Member of the Examination Yuan
- In office 1 September 2002 – 31 August 2008

Member of the Legislative Yuan
- In office 1 February 1999 – 31 January 2002
- Constituency: Kaohsiung North
- In office 1 February 1990 – 31 January 1996
- Constituency: Kaohsiung North

Personal details
- Born: 17 March 1938 (age 88)
- Party: Democratic Progressive Party
- Other political affiliations: Taiwan Independence Party
- Education: National Taiwan University (LLB, LLM)

= Lee Ching-hsiung =

Taiwanese politician and lawyer (born 1938)

Lee Ching-hsiung (李慶雄; born 17 March 1938) is a Taiwanese politician and lawyer . He was a member of the Legislative Yuan from 1990 to 1996, and again from 1999 to 2002. Lee then served on the Examination Yuan between 2002 and 2008.

==Education and legal career==
Lee earned a bachelor's and master's degree in law at National Taiwan University. He practiced law as a lawyer, district attorney and judge.

==Political career==
Lee was first elected to the Legislative Yuan in December 1989 as a supplemental legislator from Kaohsiung. Shortly after taking office, he joined 25 others in signing the instrument of appeal for Judicial Yuan Interpretation No. 261, which ruled on the extended tenure of the First Legislative Yuan, a legislative body first elected in 1948, when the government of the Republic of China still maintained control over mainland China. Following an October 1992 demonstration led by the Action Alliance for One Taiwan, One China, it was noted by Taiwan Communiqué that Lee Ching-hsiung and fellow Democratic Progressive Party legislators Hung Chi-chang, Lu Hsiu-yi, Tai Chen-yao, and Tien Tsai-ting questioned premier Hau Pei-tsun about the One China, One Taiwan concept and discussed a purported rift between Hau and president Lee Teng-hui. Lee was ranked ninth on a list of ten outstanding legislators compiled by the Taipei Society in December 1992, shortly before all members of the First Legislative Yuan were to leave office. In his reelection bid that same month, Lee was again nominated by the Democratic Progressive Party. He received the most votes of any candidate in his district, Kaohsiung North.

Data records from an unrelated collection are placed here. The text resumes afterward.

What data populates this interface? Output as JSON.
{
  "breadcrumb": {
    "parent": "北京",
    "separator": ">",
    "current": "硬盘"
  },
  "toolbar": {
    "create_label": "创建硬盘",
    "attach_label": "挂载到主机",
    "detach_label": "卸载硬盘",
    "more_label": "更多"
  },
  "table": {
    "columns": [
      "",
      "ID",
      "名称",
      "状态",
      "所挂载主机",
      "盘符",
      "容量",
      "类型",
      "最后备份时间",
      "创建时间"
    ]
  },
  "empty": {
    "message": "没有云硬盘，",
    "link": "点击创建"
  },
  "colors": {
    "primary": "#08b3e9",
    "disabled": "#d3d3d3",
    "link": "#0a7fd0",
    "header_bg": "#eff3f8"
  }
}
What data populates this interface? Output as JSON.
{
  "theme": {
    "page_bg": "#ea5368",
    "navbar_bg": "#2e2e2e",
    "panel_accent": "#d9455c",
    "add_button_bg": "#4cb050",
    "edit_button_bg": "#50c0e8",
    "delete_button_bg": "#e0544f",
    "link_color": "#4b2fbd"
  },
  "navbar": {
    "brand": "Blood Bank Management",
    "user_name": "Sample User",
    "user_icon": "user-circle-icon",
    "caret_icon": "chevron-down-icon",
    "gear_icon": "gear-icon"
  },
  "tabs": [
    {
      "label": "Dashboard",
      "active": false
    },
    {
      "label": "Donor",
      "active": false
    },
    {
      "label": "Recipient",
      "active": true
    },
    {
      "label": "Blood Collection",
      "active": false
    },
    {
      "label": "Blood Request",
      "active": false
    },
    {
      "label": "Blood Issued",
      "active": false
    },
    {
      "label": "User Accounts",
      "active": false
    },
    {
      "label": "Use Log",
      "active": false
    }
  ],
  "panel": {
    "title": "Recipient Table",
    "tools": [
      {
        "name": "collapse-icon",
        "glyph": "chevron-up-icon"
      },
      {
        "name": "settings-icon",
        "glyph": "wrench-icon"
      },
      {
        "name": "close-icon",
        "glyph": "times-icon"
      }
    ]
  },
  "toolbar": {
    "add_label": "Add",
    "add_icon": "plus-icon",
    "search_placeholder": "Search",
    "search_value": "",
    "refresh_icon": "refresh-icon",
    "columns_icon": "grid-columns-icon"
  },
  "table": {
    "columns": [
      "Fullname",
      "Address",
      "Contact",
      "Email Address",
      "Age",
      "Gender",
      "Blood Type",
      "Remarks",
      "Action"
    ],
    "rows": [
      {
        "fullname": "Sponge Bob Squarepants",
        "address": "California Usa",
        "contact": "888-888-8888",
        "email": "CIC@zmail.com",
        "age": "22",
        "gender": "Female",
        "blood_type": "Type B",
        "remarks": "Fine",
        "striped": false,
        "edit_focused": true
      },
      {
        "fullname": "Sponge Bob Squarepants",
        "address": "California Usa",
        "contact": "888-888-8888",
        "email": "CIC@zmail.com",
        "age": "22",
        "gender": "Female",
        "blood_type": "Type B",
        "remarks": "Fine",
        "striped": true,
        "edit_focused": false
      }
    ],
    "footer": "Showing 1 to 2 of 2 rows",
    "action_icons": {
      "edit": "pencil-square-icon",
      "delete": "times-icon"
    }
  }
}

During the 1995 election cycle, Lee was voted out of office. Lee returned to the Legislative Yuan in 1996 by winning his old seat, this time on behalf of the Taiwan Independence Party. In his time on the Fourth Legislative Yuan, Lee was a member of the legislative defense committee. In a legislative capacity, Lee visited defense minister Tang Fei to discuss Tang's willingness to remain on the Executive Yuan after president Chen Shui-bian took office, questioned Tang Yao-ming about the military equipment budget, and jointly proposed revisions to the Criminal Prosecution Law alongside Chiu Tai-san and Chen Chung-hsin. During a session of the Legislative Yuan that began in September 2000, Lee contested an internal election to lead its judiciary committee.

After leaving the Legislative Yuan, Lee accepted a nomination from the Chen Shui-bian presidential administration to serve on the Examination Yuan. A legislative confirmation hearing was held in June 2002, and Lee was installed within the Examination Yuan as a minister without portfolio in September 2002. While a member of the Examination Yuan, Lee commented on pensions and interest rates for public sector employees, and advocated for the grading system used to evaluate public servants to become stricter.

===Political stances and commentary===
Lee advocated for a balance of power between government branches and cautioned against abuses of power, such as legislative immunity. He has also discussed balances of power within the judiciary. Lee was supportive of amendments to the Code of Criminal Procedure discussed in 2001 to limit the role of judges and give more powers to prosecutors. However, he opposed a legislative resolution that required prosecutors general to attend legislative interpellation session, because individual lawmakers could influence the judiciary if legislative questioning turned to specific cases.

A number of editorials written by Lee have been published in the Taipei Times. His columns have included electoral analysis of the 2000 presidential election as well as the 2001 local and legislative elections and its resulting minority government. His editorials have also addressed national security, cross-strait relations, and electoral reform.

Lee has also opined on political processes and tools, such as opinion polls, party switching, on Lo Fu-chu's 2001 attack on Diane Lee, and Fu Kun-chi's 2009 divorce from Hsu Chen-wei, after which Hsu was appointed deputy magistrate of Hualien under Fu.